A 77-year-old woman was referred to our hospital because of
leukocytosis and leukoblastosis in September 1999. She was healthy except for
hypertension, and no abnormal findings in the peripheral blood had been observed up to December 1998. Physical examination revealed neither hepatosplenomegaly nor superficial
lymphadenopathy. A bone marrow film showed massive proliferation of blast cells (87.8%), some of which contained coarse basophilic granules (38.6%). The cells were negative for
peroxidase and
esterase (alpha-naphtyl
butyrate and ASD-
chloroacetate) staining, but the granules showed metachromasia upon
toluidine blue staining.
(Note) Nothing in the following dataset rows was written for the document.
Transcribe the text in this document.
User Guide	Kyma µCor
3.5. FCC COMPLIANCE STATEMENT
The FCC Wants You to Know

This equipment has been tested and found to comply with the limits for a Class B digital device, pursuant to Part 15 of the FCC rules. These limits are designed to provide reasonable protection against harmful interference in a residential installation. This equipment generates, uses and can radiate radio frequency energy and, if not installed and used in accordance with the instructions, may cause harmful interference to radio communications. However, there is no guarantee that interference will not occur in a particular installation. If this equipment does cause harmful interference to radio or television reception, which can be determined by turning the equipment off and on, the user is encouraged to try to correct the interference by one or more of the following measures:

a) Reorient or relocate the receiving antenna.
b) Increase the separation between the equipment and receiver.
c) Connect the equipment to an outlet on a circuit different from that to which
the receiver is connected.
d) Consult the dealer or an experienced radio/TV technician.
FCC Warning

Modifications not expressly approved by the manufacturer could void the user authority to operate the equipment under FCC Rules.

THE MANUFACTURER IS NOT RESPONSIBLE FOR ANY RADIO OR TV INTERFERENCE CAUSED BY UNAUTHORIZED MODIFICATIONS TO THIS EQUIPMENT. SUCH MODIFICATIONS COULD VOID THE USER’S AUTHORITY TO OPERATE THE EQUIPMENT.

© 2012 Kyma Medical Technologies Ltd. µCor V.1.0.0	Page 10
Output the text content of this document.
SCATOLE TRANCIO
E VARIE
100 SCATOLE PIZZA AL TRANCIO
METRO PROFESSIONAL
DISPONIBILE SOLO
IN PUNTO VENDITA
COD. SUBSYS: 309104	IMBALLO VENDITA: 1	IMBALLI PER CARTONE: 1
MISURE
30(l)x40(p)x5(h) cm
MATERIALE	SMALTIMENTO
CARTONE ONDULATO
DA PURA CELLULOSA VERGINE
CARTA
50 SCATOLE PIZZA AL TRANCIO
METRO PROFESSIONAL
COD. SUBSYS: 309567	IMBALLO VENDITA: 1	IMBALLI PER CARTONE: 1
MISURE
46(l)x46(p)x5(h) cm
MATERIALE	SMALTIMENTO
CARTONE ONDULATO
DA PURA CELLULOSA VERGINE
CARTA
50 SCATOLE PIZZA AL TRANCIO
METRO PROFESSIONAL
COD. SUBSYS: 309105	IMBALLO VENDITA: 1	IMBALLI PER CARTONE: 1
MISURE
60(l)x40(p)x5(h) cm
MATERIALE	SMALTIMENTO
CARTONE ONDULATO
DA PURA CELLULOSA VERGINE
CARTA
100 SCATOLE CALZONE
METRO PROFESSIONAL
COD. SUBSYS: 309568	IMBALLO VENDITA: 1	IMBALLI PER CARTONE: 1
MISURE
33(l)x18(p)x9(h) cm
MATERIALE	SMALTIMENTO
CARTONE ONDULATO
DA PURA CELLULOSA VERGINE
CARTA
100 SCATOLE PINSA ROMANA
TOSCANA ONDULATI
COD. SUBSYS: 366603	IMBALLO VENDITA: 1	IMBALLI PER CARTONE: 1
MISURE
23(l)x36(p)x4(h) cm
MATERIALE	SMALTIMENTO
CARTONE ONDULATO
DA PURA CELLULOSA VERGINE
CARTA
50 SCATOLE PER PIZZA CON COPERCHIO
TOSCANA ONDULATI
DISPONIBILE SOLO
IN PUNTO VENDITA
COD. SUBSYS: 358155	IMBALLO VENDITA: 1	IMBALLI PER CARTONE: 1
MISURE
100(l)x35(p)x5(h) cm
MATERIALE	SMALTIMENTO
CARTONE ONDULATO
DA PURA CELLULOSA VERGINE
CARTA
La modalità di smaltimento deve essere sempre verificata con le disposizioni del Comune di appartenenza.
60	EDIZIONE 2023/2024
As immunophenotypic analysis of the cells showed double positive for CD13/CD19 but negativity for CD33, this case did not meet the diagnostic criteria for
biphenotypic acute leukemia. Chromosome and gene analysis showed positivity for the
Ph1 chromosome with minor bcr/abl chimeric
mRNA. A homogenate of the peripheral mononuclear cells demonstrated a high concentration of
histamine. Electron microscopy analysis confirmed that some of the blast cells contained dense granules, which closely resembled "immature basophil granules" morphologically. These results suggested that the blast cells showed basophilic differentiation. As the
clinical course and peripheral blood findings were different from blastic crisis of
chronic myelogenous leukemia (CML) and CML with minor bcr/abl chimeric
mRNA, the present case was diagnosed as "multiphenotypic acute
leukemia", a type of
acute basophilic leukemia classified by Duchayne.